Central bank chief of the world's second-largest economy predicts a slowdown in Japan, while the economy minister said she saw no sign of one.

TOKYO (AP) — Top Japanese finance officials gave conflicting economic assessments Friday, with the central bank chief predicting a slowdown in Japan while the economy minister said she saw no sign of one.
But both said that downside risks were growing for Japan, the world's second-largest economy, amid soaring oil prices, volatile markets and an uncertain outlook for the U.S. economy, a key export market.
''The Japanese economy is slowing due to the drop in housing investment and will likely keep slowing for the time being,'' Bank of Japan Gov. Toshihiko Fukui told a parliament panel.

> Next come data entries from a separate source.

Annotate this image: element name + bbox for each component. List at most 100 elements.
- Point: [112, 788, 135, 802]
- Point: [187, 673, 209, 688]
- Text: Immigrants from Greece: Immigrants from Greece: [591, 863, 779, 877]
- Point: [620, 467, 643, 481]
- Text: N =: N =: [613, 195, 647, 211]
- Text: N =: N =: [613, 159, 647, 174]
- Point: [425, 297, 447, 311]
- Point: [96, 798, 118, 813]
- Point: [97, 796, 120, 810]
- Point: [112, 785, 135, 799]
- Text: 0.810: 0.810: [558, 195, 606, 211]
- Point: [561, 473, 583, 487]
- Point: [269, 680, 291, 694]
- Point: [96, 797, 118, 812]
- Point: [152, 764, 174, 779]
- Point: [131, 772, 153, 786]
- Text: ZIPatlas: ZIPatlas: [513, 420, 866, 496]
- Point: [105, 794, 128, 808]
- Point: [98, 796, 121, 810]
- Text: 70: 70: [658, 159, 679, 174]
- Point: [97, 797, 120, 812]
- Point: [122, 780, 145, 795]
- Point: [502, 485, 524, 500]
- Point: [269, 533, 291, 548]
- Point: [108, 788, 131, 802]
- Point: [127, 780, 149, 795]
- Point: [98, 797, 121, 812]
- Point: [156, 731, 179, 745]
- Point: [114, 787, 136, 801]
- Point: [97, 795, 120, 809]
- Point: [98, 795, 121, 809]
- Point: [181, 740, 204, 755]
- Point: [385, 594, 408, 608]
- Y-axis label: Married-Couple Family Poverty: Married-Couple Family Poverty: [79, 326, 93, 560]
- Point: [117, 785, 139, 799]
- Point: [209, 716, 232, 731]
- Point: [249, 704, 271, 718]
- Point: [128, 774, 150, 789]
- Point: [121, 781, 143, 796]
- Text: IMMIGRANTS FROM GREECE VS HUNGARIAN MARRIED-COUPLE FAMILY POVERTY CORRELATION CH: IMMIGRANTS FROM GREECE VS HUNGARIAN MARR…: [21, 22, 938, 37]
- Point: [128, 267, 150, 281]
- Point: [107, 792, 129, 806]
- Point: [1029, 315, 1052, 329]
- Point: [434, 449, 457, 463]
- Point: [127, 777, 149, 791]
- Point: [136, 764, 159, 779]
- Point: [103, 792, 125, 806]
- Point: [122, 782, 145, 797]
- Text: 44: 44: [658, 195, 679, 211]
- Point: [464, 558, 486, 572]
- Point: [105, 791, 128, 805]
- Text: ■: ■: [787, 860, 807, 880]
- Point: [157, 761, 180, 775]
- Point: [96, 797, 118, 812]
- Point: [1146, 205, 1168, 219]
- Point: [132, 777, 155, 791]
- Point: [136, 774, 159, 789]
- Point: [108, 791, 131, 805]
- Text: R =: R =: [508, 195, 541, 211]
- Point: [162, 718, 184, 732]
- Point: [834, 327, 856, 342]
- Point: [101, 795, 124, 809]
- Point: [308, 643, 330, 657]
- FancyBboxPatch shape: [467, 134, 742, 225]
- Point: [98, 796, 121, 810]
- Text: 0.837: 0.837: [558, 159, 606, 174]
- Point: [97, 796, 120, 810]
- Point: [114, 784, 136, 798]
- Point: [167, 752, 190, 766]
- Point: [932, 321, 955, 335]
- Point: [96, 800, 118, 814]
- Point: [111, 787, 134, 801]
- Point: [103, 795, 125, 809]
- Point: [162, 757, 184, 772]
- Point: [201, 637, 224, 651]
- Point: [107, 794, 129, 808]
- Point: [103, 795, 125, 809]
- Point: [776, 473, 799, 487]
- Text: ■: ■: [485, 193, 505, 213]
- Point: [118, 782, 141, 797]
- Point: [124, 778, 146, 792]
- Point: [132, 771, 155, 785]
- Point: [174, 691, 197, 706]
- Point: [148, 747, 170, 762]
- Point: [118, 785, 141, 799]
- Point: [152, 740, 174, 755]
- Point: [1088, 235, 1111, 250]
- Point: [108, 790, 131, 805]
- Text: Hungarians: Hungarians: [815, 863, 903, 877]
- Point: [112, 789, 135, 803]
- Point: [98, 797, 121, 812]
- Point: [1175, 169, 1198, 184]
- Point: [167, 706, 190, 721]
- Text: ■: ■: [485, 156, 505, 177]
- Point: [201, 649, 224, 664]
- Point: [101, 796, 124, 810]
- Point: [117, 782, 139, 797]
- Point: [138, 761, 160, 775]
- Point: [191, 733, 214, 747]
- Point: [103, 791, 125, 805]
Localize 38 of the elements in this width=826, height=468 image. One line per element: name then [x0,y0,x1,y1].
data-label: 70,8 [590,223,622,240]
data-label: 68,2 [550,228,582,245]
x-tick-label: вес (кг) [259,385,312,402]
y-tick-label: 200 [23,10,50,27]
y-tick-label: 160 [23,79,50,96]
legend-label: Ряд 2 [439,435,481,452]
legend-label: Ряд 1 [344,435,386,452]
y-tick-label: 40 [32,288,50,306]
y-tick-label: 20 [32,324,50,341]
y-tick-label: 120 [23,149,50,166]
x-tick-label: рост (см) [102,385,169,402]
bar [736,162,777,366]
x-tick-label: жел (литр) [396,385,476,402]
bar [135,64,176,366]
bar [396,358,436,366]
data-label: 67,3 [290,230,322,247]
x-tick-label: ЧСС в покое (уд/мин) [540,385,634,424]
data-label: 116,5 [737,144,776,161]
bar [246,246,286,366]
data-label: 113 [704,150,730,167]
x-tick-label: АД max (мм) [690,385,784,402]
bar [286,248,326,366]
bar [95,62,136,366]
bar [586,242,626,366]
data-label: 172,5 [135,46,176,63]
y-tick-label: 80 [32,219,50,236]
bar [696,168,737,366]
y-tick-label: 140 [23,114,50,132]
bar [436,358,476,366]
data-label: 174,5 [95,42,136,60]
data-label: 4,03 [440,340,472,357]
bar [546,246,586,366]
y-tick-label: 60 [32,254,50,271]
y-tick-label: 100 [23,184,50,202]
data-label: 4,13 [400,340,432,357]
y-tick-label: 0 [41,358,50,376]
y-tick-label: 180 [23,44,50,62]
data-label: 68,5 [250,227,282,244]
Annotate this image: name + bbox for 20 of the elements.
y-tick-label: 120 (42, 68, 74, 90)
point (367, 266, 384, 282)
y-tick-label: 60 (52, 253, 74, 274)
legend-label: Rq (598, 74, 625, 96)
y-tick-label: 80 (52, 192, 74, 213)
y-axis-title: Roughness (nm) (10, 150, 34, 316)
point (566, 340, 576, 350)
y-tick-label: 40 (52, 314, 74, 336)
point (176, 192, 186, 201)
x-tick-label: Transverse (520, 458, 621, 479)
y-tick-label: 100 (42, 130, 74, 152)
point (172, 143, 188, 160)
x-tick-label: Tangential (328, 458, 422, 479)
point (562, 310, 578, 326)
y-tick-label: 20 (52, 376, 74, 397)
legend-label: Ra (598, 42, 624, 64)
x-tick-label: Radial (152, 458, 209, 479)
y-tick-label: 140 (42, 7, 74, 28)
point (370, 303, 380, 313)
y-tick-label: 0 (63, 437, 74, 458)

''Still, the economic recovery cycle is still intact and the economy is expanding as a trend,'' Fukui said.
Fukui's remarks came after bearish comments made Thursday by the central bank's deputy governor, Toshiro Muto, and further cemented expectations the Japanese central bank will not raise interest rates soon.
The BOJ last raised its key policy interest rate in February, from 0.25 percent to 0.5 percent. The central bank was widely expected to raise rates further, but held off to monitor the economy as problems from defaults on risky mortgages in the U.S. spread around the globe.
Speaking to reporters earlier in Tokyo, Economy Minister Hiroko Ota said she doesn't foresee stinted growth.
''At this moment, I don't think the economy is slowing down,'' Ota told regular press conference, saying she saw ''no indicators show a clear sign of slowing, and the economy is recovering.''
Ota acknowledged, however, that careful monitoring of the economy is necessary.
Recent economic figures out of Japan have been mixed. Industrial production has been uneven, falling in November after rising in October. The jobless rate is at 3.8 percent and core consumer prices rose 0.4 percent in November, the biggest rise in almost a decade. Sentiment at major companies has fallen to a two-year low, a recent central bank survey found.
The economy grew less than originally thought in the third quarter — expanding at a 1.5 percent rate instead of an earlier estated gain of 2.6 percent — due to a downward revision in corporate capital investment.
Finance Minister Fukushiro Nukaga, meanwhile, urged the central bank to work with the government to support economic growth.
''I would like to expect that the government and the Bank of Japan will work as one to underpin the economy and keep it on a growth path,'' he said.